It is a new step in the difficult and contentious process of establishing when people arrived in North America from Asia.
Presently, the most widely accepted dates for the earliest known North American archaeological sites date to before 15,000 years ago and extend maybe to 17,000 years ago, said anthropology professor Tom Dillehay, of Vanderbilt University in Nashville, Tennessee.
He was not involved in the cave study.
In Wednesday’s issue of the journal Nature, scientists reported on artefacts found in a mountain cave in the state of Zacatecas in north-central Mexico.
Ciprian Ardelean, of the Autonomous University of Zacatecas, and others said they found stone tools and debris from tool-making that they dated back as far as 26,500 years ago.
There is some indication that some artefacts go back beyond 30,000 years, but so far the evidence is not strong enough to make a firm claim, Mr Ardelean said.
He said he believed people probably used the cave as a winter shelter for short periods of time.
His team was unable to recover any human DNA from the cave.

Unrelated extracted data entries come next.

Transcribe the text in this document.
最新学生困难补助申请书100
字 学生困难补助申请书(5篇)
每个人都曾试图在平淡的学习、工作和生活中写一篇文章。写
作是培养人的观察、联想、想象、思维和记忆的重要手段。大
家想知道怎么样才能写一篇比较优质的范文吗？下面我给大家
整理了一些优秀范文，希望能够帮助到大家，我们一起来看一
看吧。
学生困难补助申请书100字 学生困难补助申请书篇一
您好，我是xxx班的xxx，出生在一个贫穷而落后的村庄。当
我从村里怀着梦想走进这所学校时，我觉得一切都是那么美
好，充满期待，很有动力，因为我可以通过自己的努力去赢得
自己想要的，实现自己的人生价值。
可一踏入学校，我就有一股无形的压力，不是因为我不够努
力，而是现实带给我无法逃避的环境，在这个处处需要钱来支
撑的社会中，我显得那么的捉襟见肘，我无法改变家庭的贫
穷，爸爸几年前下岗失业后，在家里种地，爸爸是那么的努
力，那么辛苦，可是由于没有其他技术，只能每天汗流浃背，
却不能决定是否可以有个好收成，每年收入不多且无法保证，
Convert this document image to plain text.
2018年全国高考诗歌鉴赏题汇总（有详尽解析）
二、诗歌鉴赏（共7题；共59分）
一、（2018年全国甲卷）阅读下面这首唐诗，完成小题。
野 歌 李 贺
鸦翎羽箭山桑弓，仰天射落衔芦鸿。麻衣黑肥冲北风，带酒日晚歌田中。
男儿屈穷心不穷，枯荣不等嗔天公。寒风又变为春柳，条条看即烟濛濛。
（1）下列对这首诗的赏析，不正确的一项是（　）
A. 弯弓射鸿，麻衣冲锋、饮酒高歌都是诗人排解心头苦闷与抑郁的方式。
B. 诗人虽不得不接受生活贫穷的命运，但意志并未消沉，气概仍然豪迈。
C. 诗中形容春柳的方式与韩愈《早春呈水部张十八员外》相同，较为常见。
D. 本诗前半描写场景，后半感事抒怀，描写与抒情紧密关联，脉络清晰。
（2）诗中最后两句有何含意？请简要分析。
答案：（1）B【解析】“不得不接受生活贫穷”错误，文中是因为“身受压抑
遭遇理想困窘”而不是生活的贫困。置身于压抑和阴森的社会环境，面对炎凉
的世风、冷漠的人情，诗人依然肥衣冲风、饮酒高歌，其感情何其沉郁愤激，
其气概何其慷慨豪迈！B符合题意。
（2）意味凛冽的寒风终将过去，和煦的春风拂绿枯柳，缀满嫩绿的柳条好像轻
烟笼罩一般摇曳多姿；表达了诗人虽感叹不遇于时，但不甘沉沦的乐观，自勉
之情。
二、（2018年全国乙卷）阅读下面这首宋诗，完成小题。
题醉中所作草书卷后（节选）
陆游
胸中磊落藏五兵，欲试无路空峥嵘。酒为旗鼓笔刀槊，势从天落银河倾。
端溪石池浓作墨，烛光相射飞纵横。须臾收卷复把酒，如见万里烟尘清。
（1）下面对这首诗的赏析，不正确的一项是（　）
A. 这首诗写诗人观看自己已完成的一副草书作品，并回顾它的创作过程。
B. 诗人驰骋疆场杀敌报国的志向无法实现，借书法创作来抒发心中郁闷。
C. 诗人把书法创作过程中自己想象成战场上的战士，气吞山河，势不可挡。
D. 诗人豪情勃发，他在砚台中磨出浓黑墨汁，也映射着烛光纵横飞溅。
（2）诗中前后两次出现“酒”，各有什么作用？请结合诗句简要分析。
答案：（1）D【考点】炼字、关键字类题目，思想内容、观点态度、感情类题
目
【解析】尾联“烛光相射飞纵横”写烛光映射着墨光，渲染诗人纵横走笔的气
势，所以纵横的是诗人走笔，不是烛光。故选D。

Prof Dillehay said the proposed date for the artefacts may be valid if it stands up to further scrutiny.
But he suspects they are not more than 20,000 years old and most likely fall in the range of 15,000 to 18,000 years old.
He does not question that some of the artefacts are probably man-made, but said he would like to see other evidence of human occupation of the cave, such as hearths, butchered bones and burned edible plant remains.
In a Nature commentary, Ruth Gruhn, a professor emerita of anthropology at the University of Alberta in Edmonton, said the results should bring fresh consideration of six Brazilian sites proposed to be older than 20,000 years.
Those age estimates are now “commonly disputed or simply ignored by most archaeologists as being much too old to be real”, she wrote.